The General Theory of Employment, Interest and Money.
First Edition of The General Theory of Employment, Interest and Money; From the Library of Nobel Prize-winning economist Paul Samuelson
The General Theory of Employment, Interest and Money.
KEYNES, John Maynard. [J.M.] (Paul A. Samuelson).
Item Number: 96486
London: Macmillan and Co., Limited, 1936.
First edition of the economist’s masterpiece, generally regarded as the most influential social science treatise of the twentieth century. Octavo, original cloth. Nobel Prize-winning economist’s Paul A. Samuelson’s copy, with his signature to the front free endpaper. The most influential economist of the later 20th century and the first American to win the Nobel Memorial Prize in Economic Sciences, Paul A. Samuelson published the best-selling economics textbook of all time, Economics: An Introductory Analysis, in 1948. The second attempt by an American economist to explain Keynsian economics, the work has sold nearly 4 million copies worldwide, established Samuelson as one of the greatest minds in contemporary economics, and popularized Keynes’ insights with a focus on how to avoid, or at least mitigate, the recurring slumps in economic activity. In a 1996 New Yorker interview, Samuelson placed Keynes as one of the three greatest economists who ever lived, behind Adam Smith and Leon Walras. In very good condition. An exceptional association, linking two of the greatest economists of all-time.
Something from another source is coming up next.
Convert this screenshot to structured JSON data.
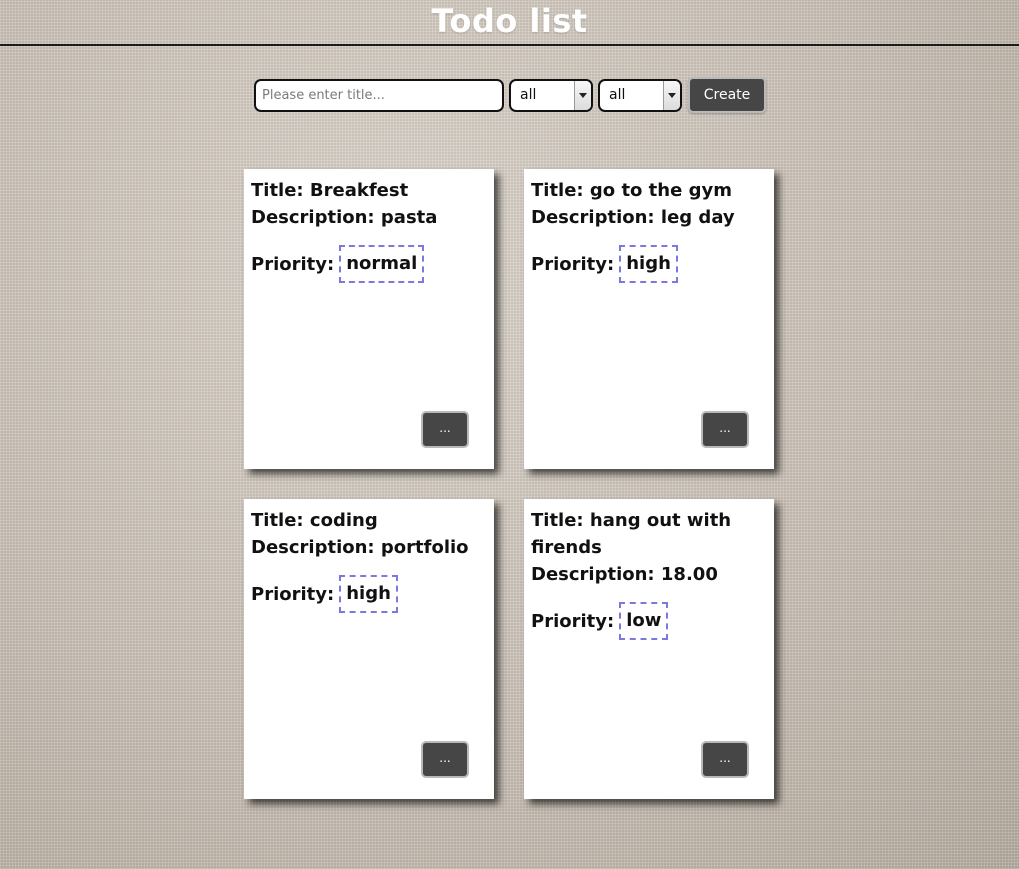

The General Theory ranks with Smiths Wealth of Nations as an intellectual event and with Malthus Essay on Population as a guide for public policy. The London Review of Books has grouped The General Theory "among the glories of modern publishing, edited with exemplary authority and lack of fuss." Many innovations of The General Theory remain central to modern macroeconomics. It was placed on Time's 2001 top one-hundred non-fiction books written in English since 1923.